Let $\{ f_\alpha (x) \}_{\alpha \in I }$ a family of continuous functions from $[a,b]$ to $\Bbb{R}$ ($ a<b $). Now we know because $[a,b]$ is compact then every $f_\alpha$ is uniformly continuous and every $f_\alpha $ has maximum and minimum.
My questions are :
Let $f(x) = \sup \{ f_\alpha (x) \} _{\alpha \in I }$ for $x \in [a,b] $ , is $f$ uniformly continuous ?
Let $f(x) = \inf\{ f_\alpha (x) \} _{\alpha \in I }$ for $x \in [a,b] $ , is $f$ uniformly continuous ?

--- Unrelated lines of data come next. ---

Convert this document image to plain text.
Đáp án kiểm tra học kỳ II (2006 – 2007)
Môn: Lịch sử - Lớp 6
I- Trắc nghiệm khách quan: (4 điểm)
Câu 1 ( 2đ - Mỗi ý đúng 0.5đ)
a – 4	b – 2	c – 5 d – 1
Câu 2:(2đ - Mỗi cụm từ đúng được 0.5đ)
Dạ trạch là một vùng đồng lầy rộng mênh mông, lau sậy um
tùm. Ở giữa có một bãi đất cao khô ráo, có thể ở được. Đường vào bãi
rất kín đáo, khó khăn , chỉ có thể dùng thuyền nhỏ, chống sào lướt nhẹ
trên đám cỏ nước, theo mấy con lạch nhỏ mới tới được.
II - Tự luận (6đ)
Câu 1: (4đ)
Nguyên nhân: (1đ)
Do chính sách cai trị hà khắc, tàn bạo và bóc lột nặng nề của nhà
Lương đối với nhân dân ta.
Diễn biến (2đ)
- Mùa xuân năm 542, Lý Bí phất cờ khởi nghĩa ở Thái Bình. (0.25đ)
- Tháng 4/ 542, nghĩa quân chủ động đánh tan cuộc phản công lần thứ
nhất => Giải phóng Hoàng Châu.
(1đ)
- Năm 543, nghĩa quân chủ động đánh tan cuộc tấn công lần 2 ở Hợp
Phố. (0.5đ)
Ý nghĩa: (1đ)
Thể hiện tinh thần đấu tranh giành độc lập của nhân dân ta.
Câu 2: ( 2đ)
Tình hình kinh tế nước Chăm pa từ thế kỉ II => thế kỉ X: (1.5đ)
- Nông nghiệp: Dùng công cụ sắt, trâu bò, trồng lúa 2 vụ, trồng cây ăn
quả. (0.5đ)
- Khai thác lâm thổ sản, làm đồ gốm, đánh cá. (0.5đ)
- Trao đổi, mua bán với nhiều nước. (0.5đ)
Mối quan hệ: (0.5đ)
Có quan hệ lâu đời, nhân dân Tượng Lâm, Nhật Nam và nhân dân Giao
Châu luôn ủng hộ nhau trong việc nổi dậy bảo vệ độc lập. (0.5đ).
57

In the special case where we have $ k(x) = \max \{ f(x), g(x) \}$ and $u(x) = \min \{ f(x), g(x) \}$, then we know $k(x)$ and $u(x)$ are continuous functions and because $[a,b]$ is compact then $k(x)$ and $u(x)$ are uniformly continuous.
This is wrong in general.
Define $$f_n : [0,1] \to [0,1] \qquad f_n(x) = \begin{cases} nx & 0≤x<\frac{1}{n}\\ 1 & \frac{1}{n}≤x<1-\frac{1}{n}\\ n-nx & 1-\frac{1}{n} ≤ x ≤ 1 \end{cases} $$
Here is a picture for $n=5$ :
Then $f_n$ is uniformly continuous since it is continuous on a compact set. But $$f(x) = \sup\{f_n(x) \mid n ≥ 1\} = \begin{cases} 1 & 0<x<1\\ 0 & x=0,x=1\\ \end{cases}$$ is not even continuous.
You can find similar examples for the $\inf$. (Actually the result has no meaning in general, see for instance $f_n(x)=n$ since $\sup f_n = +\infty$ is not a real-valued function).